Critically, we are also seeing weakness in the education and healthcare services sector, which has been the key contributor to job growth this year. From June to July active job postings in this industry fell 0.7% and are now down 7.3% compared to the same period last year. All in, this does not bode well for job growth going forward.
Geographically, labor demand has been cooling across much of the United States. From June to July, 34 of 51 states (including DC) saw a decrease in the number of active job openings, with Hawaii, Vermont, Oregon, and Rhode Island all seeing declines of greater than 3%. Compared to a year ago, 47 of 51 states experienced a decrease in job openings, with only Indiana, Georgia, South Carolina, and Delaware in positive territory.

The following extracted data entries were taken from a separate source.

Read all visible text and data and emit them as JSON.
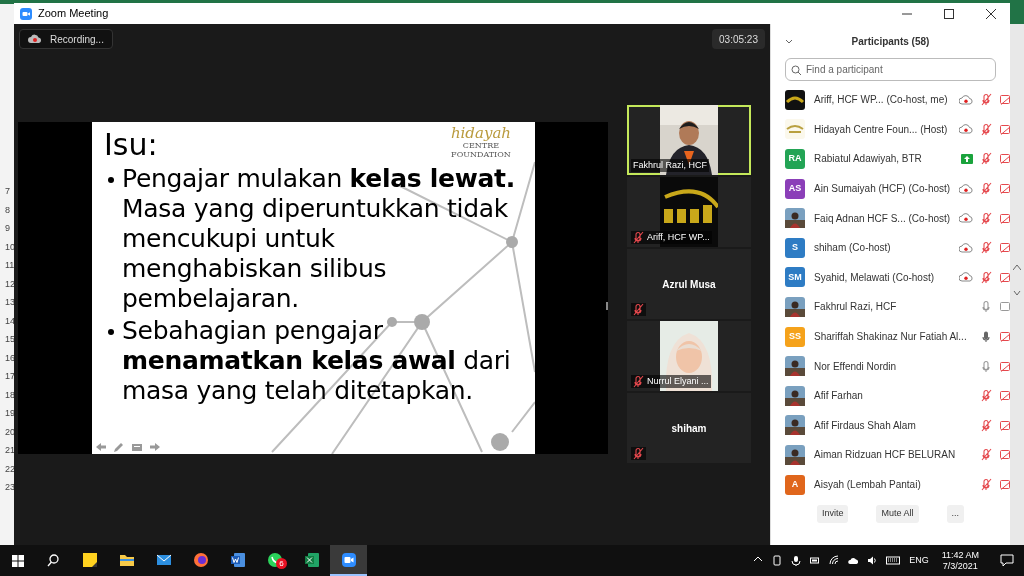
{
  "excel": {
    "row_numbers": [
      "7",
      "8",
      "9",
      "10",
      "11",
      "12",
      "13",
      "14",
      "15",
      "16",
      "17",
      "18",
      "19",
      "20",
      "21",
      "22",
      "23"
    ]
  },
  "window": {
    "title": "Zoom Meeting"
  },
  "recording": {
    "label": "Recording..."
  },
  "timer": "03:05:23",
  "slide": {
    "title": "Isu:",
    "logo": [
      "hidayah",
      "CENTRE",
      "FOUNDATION"
    ],
    "bullets": [
      "Pengajar mulakan **kelas lewat.** Masa yang diperuntukkan tidak mencukupi untuk menghabiskan silibus pembelajaran.",
      "Sebahagian pengajar **menamatkan kelas awal** dari masa yang telah ditetapkan."
    ]
  },
  "video_tiles": [
    {
      "name": "Fakhrul Razi, HCF",
      "kind": "video",
      "speaking": true,
      "muted": false
    },
    {
      "name": "Ariff, HCF WP...",
      "kind": "logo",
      "speaking": false,
      "muted": true
    },
    {
      "name": "Azrul Musa",
      "kind": "name",
      "speaking": false,
      "muted": true
    },
    {
      "name": "Nurrul Elyani ...",
      "speaking": false,
      "muted": true
    },
    {
      "name": "shiham",
      "kind": "name",
      "speaking": false,
      "muted": true
    }
  ],
  "participants": {
    "title": "Participants (58)",
    "search": {
      "placeholder": "Find a participant"
    },
    "items": [
      {
        "name": "Ariff, HCF WP...",
        "role": "(Co-host, me)",
        "avatar": {
          "kind": "logo"
        },
        "recording": true,
        "sharing": false,
        "muted": true,
        "talking": false,
        "video": false
      },
      {
        "name": "Hidayah Centre Foun...",
        "role": "(Host)",
        "avatar": {
          "kind": "logo-light"
        },
        "recording": true,
        "sharing": false,
        "muted": true,
        "talking": false,
        "video": false
      },
      {
        "name": "Rabiatul Adawiyah, BTR",
        "avatar": {
          "kind": "initials",
          "initials": "RA",
          "color": "#23a455"
        },
        "recording": false,
        "sharing": true,
        "muted": true,
        "talking": false,
        "video": false
      },
      {
        "name": "Ain Sumaiyah (HCF)",
        "role": "(Co-host)",
        "avatar": {
          "kind": "initials",
          "initials": "AS",
          "color": "#8b3fb8"
        },
        "recording": true,
        "sharing": false,
        "muted": true,
        "talking": false,
        "video": false
      },
      {
        "name": "Faiq Adnan HCF S...",
        "role": "(Co-host)",
        "recording": true,
        "sharing": false,
        "muted": true,
        "talking": false,
        "video": false
      },
      {
        "name": "shiham",
        "role": "(Co-host)",
        "avatar": {
          "kind": "initials",
          "initials": "S",
          "color": "#2e7cc4"
        },
        "recording": true,
        "sharing": false,
        "muted": true,
        "talking": false,
        "video": false
      },
      {
        "name": "Syahid, Melawati",
        "role": "(Co-host)",
        "avatar": {
          "kind": "initials",
          "initials": "SM",
          "color": "#2e7cc4"
        },
        "recording": true,
        "sharing": false,
        "muted": true,
        "talking": false,
        "video": false
      },
      {
        "name": "Fakhrul Razi, HCF",
        "recording": false,
        "sharing": false,
        "muted": false,
        "talking": false,
        "video": true
      },
      {
        "name": "Shariffah Shakinaz Nur Fatiah Al...",
        "avatar": {
          "kind": "initials",
          "initials": "SS",
          "color": "#f5a21b"
        },
        "recording": false,
        "sharing": false,
        "muted": false,
        "talking": true,
        "video": false
      },
      {
        "name": "Nor Effendi Nordin",
        "recording": false,
        "sharing": false,
        "muted": false,
        "talking": false,
        "video": false
      },
      {
        "name": "Afif Farhan",
        "recording": false,
        "sharing": false,
        "muted": true,
        "talking": false,
        "video": false
      },
      {
        "name": "Afif Firdaus Shah Alam",
        "recording": false,
        "sharing": false,
        "muted": true,
        "talking": false,
        "video": false
      },
      {
        "name": "Aiman Ridzuan HCF BELURAN",
        "recording": false,
        "sharing": false,
        "muted": true,
        "talking": false,
        "video": false
      },
      {
        "name": "Aisyah (Lembah Pantai)",
        "avatar": {
          "kind": "initials",
          "initials": "A",
          "color": "#e0661c"
        },
        "recording": false,
        "sharing": false,
        "muted": true,
        "talking": false,
        "video": false
      }
    ],
    "buttons": [
      "Invite",
      "Mute All",
      "..."
    ]
  },
  "taskbar": {
    "apps": [
      {
        "kind": "sticky",
        "active": false
      },
      {
        "kind": "folder",
        "active": false
      },
      {
        "kind": "mail",
        "active": false
      },
      {
        "kind": "firefox",
        "active": false
      },
      {
        "kind": "word",
        "active": false
      },
      {
        "kind": "whatsapp",
        "active": false,
        "badge": "6"
      },
      {
        "kind": "excel",
        "active": false
      },
      {
        "kind": "zoom",
        "active": true
      }
    ],
    "language": "ENG",
    "time": "11:42 AM",
    "date": "7/3/2021"
  }
}
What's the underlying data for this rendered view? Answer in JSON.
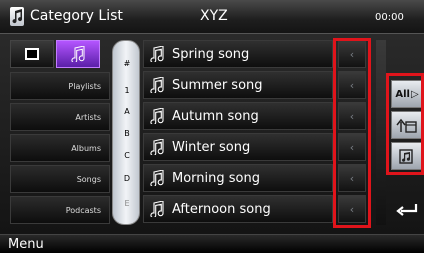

Taken as a whole, RPLS data paints a clear picture: the US labor market is cooling fast. Fewer and fewer sectors of the economy are actively adding jobs, and some of the industries most responsible for job gains this year—namely Healthcare & Education—are now seeing declines in job openings. There is plenty to be concerned about with the current state of the Labor Market, and policymakers at the Federal Reserve are likely to weigh risks to the labor market component of their dual mandate more heavily as they assess how fast and how much to cut interest rates in the coming months.